Consistently an affable, clubbable figure – the writer John Robb once noted that the Stone Roses’ hauteur towards the press was always broken if Mani “let his guard down” – he performed at the Stone Roses’ 2012 reunion concert at Manchester’s Heaton Park playing a personalised bass that bore the inscription “Super-Yob”, the moniker of Slade’s preposterously coiffured and constantly smiling axeman Dave Hill. Said reunion did not lead to anything more than a lengthy series of extremely lucrative concerts – a couple of new tracks released by the reformed quartet served only to prove that whatever magic had been present in 1989 had turned out impossible to rediscover 18 years later – and Mani quietly announced his retirement in 2021. He’d earned his fortune and was now more concerned with fly-fishing, which additionally provided “a good reason to go to the pub”.
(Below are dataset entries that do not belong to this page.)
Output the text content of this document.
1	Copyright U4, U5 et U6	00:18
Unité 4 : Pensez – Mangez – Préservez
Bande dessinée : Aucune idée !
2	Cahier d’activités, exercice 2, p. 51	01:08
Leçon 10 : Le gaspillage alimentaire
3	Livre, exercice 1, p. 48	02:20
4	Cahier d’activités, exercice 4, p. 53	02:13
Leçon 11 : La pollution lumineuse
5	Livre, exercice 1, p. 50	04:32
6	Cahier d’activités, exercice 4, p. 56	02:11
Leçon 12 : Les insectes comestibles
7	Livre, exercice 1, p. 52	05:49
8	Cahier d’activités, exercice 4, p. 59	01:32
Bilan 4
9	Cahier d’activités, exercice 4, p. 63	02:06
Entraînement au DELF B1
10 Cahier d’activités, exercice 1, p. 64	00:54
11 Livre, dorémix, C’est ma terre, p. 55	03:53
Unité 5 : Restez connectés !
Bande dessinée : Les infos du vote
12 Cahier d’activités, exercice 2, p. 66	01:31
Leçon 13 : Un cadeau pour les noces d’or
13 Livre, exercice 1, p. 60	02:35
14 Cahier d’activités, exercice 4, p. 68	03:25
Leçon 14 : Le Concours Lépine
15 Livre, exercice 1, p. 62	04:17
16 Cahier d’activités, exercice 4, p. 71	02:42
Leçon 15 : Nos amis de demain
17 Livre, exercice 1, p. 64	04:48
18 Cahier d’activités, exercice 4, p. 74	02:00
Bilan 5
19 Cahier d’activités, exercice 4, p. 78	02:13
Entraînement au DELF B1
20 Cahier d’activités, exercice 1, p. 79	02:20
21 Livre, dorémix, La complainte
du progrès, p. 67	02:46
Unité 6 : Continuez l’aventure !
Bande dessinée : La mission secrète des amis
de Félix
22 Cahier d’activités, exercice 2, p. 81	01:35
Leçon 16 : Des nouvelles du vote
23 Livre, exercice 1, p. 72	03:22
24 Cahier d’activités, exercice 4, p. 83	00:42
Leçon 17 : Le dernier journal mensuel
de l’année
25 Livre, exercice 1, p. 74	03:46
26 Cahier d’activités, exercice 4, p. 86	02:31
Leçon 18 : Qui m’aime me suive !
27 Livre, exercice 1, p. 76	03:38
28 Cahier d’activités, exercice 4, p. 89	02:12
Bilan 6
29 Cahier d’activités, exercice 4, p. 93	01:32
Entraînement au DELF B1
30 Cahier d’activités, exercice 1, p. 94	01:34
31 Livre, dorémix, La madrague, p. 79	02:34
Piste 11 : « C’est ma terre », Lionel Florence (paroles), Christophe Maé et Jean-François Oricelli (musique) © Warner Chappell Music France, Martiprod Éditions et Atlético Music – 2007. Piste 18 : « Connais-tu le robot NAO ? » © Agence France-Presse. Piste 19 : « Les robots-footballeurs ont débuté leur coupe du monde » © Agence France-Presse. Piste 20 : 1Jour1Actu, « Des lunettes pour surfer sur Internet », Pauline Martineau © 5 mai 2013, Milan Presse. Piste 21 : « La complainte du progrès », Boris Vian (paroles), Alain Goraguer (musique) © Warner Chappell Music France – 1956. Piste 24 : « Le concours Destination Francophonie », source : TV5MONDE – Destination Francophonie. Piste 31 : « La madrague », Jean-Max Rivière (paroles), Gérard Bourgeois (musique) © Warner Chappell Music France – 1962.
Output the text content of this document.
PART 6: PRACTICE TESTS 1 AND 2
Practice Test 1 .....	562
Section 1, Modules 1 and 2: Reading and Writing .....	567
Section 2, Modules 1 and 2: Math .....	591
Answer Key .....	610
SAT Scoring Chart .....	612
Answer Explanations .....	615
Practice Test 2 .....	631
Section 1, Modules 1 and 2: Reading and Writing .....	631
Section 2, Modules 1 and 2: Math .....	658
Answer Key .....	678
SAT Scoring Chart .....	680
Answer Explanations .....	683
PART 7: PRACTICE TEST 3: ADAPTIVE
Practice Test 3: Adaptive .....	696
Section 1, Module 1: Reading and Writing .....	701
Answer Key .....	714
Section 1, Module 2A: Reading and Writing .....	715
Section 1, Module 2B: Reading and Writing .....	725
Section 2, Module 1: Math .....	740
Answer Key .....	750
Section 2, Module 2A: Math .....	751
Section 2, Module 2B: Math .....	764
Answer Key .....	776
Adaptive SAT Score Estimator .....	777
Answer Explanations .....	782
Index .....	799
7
Perhaps he felt he’d achieved plenty: he’d certainly left a mark. The Stone Roses were seminal in a range of manners. Oasis undoubtedly observed their confident attitude, while Britpop as a movement was shaped by a desire to transcend the standard market limitations of alternative music and reach a more general public, as the Roses had achieved. But their clearest immediate influence was a kind of rhythmic change: following their initial success, you suddenly couldn’t move for alternative acts who aimed to make their fans move. That was Mani’s musical raison d’être. “It’s what the rhythm section are for, aren’t they?” he once averred. “That’s what they’re for.”

Amanda Atkins
Amanda Atkins

Tech enthusiast and startup advisor with a passion for fostering innovation in Southern Italy.